No. The federal 25C Energy Efficient Home Improvement Credit — historically 30% of qualifying material cost, capped at $1,200/year for insulation and air sealing — was terminated December 31, 2025 by the One Big Beautiful Bill Act (OBBBA, Public Law 119-21) and confirmed by IRS Fact Sheet FS-2025-05. The controlling event is "placed in service," so insulation installed in 2026 gets no federal 25C credit; only projects completed on or before December 31, 2025 can be claimed on the 2025 return. Ignore any page still claiming "30% through 2032." Utility rebates may still apply — check the ENERGY STAR Rebate Finder and DSIRE database.
Should I add air sealing when I insulate?
Almost always yes — it's the highest-ROI companion line and it's on by default in the estimator above. Per ENERGY STAR: homeowners save an average of 15% on heating & cooling (about 11% on total energy) by air sealing and adding insulation in attics, floors over crawl spaces, and basements. DOE puts air-sealing-first savings at 15–30%. Bundled with a blown-in job, air sealing typically adds $300–$600. Adding R-value over a leaky attic floor lets convective air loss overwhelm the conductive gain, so skipping it wastes part of the insulation spend.
What R-value do I need in my attic?
Under the 2021 IECC (Table R402.1.3), attic targets are R-30 in climate zones 0–1, R-49 in zones 2–3, and R-60 in zones 4–8 — higher than the older R-38/R-49 figures still circulating from the 2015/2018 editions. Stepping a 1500 sq ft attic from an R-49 to an R-60 target adds only about $300–$700 in material. Many jurisdictions still enforce the 2015 or 2018 code, so verify the locally required minimum with your building department. Find your zone with the free climate zone calculator.

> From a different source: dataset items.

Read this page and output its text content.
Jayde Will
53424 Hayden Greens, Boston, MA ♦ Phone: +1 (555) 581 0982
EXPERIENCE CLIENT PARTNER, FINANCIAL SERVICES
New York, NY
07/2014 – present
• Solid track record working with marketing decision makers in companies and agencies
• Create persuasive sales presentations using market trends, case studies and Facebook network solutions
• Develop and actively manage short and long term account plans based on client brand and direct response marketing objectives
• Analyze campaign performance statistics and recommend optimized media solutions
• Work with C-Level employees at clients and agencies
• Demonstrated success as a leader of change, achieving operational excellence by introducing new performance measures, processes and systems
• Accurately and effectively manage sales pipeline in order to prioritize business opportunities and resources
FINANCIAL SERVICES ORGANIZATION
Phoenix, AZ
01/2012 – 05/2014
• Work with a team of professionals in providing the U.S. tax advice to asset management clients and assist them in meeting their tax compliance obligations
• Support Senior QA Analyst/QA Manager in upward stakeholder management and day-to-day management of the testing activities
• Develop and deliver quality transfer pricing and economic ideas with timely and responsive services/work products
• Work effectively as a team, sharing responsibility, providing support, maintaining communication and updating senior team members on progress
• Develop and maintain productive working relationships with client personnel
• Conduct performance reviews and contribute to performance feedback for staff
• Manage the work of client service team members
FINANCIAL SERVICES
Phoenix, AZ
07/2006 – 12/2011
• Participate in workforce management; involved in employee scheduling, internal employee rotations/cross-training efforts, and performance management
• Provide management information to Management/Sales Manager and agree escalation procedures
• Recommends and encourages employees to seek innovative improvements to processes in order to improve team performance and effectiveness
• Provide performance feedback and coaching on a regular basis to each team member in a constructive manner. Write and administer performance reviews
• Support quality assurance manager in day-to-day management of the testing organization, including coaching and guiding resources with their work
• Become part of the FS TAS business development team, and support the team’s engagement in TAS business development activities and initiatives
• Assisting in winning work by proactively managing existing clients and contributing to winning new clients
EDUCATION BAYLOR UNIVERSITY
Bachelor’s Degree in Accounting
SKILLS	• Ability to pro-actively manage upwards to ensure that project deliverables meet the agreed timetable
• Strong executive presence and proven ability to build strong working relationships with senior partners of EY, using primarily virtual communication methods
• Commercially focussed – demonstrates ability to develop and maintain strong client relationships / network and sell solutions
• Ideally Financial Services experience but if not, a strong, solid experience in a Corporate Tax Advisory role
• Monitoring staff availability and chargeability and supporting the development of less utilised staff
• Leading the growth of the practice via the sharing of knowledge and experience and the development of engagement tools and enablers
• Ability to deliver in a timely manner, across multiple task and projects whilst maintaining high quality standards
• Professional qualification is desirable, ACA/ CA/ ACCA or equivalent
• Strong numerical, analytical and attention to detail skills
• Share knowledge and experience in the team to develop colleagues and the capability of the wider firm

Does removing old insulation add much to the cost?
Removal runs about $1.00–$2.00/sq ft to vacuum out and bag old, wet, or rodent-fouled material — on a typical ~1000 sq ft attic that's roughly $1,000–$2,000. One critical caveat: if the home predates about 1990 or vermiculite is present, test for asbestos first (~$250–$850). Abatement is a licensed hazmat job that is excluded from these ranges — never disturb suspect insulation yourself.
Can I install insulation myself?
Blown-in is the only genuinely DIY-friendly attic job — Home Depot and Lowe's rent the blower free with a minimum bag purchase, and cellulose materials for an average attic run about $300–$500. Buy by settled coverage per 1,000 sq ft (roughly 35–39 bags of cellulose at R-49), not by a batt figure. Spray foam and dense-pack walls are pro-only — foam involves chemistry, PPE, and cure/ventilation, and dense-pack needs a high-pressure rig, not the consumer rental blower.
Do these ranges include labor?
Yes — every installed range on this page combines materials and labor, reconciled from national industry sources. National ranges, materials + labor combined, for insulation professionally installed to a modern R-target. Attic loose-fill and batt rates cover topping an accessible attic floor; spray-foam rates cover a roofline application at a realistic thickness. Removing old insulation, a code-plus R-60 target, hard-access or knee-wall attics, ventilation-baffle corrections, and cathedral complexity are priced as separate adjusters. For a materials takeoff you can price yourself or hand to a contractor, run the free insulation calculator.